Hundreds pack Echo Park, protesting plan to shut area for refurbishment, force homeless to move
The Echo Park Lake area was jammed with hundreds of protesters on Wednesday, March 24, voicing opposition to the city’s plans to close the park for refurbishment and force residents of a homeless encampment to move.
City officials said the people living at the park would be offered places to stay, but it was unclear where those options would be.
More than 150 people marched from Echo Park Lake to City Council Member Mitch O’ Farrell’s office to protest the closure. The marchers, chanting “housing is a human right,” filled Sunset Boulevard in the area. Cars were being directed around the edges of the crowd as it made its way down the boulevard. There were no reports of any disturbances or arrests.
Protesters say they will hold a vigil “to seek citywide cooperation and support in coming days to stop the shutdown of L.A.’s largest self-run homeless haven.”
Marcher Andrea Urmanita, 37, says it’s “critical ” that people in the community show up in support of people living in the park.
“I can empathize with people who are unhoused,” Urmanita said. “I’m a renter, too, and I understand how fragile the line is between being unhoused and being evicted. I am here to support my neighbors’ right to exist as part of the community. I know it could be me, too.”
Los Angeles City Councilman Mitch O’Farrell’s communications director, Tony Arranaga, said the city is closing the park to repair more than $600,000 in damage. A document from the Parks and Recreation Department called the work “park improvements.”
O’Farrell was asked several times this week about the timetable for the closure, but has not responded with specifics.
The Los Angeles Times, however, reported the encampment of homeless at the park will be cleared by Thursday and fences would be installed to keep the park closed for renovations.
About four dozen homeless people are still living in the park, although as many as 100 were believed to be residing there earlier this year, with some already relocated by the city through various housing programs.

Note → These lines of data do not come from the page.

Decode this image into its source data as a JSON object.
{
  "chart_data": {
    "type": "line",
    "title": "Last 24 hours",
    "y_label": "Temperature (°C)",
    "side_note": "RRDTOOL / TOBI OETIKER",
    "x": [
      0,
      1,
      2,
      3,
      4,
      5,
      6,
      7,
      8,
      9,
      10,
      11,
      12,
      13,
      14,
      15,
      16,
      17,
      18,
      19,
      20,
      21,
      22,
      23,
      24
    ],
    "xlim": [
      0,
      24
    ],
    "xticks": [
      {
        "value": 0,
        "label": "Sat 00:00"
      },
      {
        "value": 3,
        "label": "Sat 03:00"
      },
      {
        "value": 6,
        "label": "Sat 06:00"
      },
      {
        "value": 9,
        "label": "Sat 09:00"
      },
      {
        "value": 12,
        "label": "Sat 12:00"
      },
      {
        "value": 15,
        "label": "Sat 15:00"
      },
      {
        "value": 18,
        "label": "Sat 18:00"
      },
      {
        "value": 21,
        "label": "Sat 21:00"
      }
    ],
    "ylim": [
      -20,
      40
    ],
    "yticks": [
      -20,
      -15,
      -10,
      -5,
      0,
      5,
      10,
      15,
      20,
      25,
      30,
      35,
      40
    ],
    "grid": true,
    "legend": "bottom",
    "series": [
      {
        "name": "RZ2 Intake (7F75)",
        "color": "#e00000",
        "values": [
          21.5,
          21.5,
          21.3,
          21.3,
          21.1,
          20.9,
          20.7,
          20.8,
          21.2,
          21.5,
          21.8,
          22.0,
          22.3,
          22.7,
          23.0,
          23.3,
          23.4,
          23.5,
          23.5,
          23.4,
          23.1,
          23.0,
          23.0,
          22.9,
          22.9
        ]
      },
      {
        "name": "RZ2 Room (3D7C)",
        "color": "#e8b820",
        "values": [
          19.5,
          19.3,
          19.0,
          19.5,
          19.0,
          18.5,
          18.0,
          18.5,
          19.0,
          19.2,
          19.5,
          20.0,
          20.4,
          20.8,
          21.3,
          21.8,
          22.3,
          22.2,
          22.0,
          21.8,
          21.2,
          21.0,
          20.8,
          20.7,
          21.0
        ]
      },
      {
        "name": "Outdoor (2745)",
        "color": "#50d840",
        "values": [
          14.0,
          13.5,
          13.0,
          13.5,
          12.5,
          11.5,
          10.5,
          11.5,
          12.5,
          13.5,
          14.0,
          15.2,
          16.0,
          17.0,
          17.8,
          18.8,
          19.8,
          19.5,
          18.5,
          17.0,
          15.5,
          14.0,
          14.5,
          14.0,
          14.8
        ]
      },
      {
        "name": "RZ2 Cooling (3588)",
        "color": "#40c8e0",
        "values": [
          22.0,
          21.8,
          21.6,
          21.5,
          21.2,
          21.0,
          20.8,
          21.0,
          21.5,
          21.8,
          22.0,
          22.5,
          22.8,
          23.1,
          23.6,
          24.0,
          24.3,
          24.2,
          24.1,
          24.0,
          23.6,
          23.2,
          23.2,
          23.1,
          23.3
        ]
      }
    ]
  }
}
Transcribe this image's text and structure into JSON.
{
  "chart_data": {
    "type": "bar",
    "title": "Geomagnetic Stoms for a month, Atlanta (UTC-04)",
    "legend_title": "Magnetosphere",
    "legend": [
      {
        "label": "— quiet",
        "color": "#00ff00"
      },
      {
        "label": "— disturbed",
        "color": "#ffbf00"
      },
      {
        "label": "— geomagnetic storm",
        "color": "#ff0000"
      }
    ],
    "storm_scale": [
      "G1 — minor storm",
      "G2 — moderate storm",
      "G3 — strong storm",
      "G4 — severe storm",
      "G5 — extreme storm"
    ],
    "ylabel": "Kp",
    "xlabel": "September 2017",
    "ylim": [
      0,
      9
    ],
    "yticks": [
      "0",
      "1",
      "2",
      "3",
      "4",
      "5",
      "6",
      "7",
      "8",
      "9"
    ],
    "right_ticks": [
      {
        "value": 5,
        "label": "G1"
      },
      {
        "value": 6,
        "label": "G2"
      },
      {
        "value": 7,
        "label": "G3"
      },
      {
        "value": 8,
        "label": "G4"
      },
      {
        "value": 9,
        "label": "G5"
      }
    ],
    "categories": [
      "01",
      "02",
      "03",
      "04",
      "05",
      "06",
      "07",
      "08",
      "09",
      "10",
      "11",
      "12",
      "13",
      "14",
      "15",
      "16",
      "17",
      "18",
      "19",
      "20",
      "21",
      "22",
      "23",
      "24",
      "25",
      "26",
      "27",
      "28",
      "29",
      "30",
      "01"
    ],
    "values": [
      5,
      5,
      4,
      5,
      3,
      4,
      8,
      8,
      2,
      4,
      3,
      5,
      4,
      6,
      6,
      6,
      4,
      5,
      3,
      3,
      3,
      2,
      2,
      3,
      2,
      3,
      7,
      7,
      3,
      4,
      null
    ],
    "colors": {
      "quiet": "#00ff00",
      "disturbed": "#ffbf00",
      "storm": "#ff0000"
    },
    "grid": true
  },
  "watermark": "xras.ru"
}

O’Farrell did not provide details about what type of housing would be provided or when it would happen, but said the city previously housed more than 100 of the park’s residents. According to O’Farrell’s office, the city is working to identify rooms and beds through Project Roomkey, Project Homekey and various local shelters.
Advocates for the homeless carried signs bearing slogans such as “Unhouse and Loved,” “Services Not Sweeps” and “Housing not Sweeps.” One tent was painted with the phrase “We Refuse to be Swept into Dark Corners.”
O’Farrell told reporters during an unrelated news conference Tuesday that the city will follow all U.S. Centers for Disease Control and Prevention guidelines when preparing the park for the renovation work, and efforts are being made to find housing for everyone who has been living there since January.
Several people called into Tuesday’s City Council meeting to speak about the move to close the park.
“I applaud the efforts of (the Los Angeles Homeless Services Authority) to place folks into (Project Roomkey) sites, but as we all know, eligibility for the program is limited,” said Sachin Medhekar, organizing committee member for the SELAH Neighborhood Homeless Coalition. “I’m urging you to not displace the over 100 folks that reside at the lake, especially during this ongoing pandemic and to instead focus on connecting folks with a variety of services and housing options they deserve.”
A woman who identified herself as a resident of the Echo Park neighborhood said she supported the clearing of the park and closure for renovations.
“I personally have not visited the park in over a year because it doesn’t feel sanitary or safe,” she said.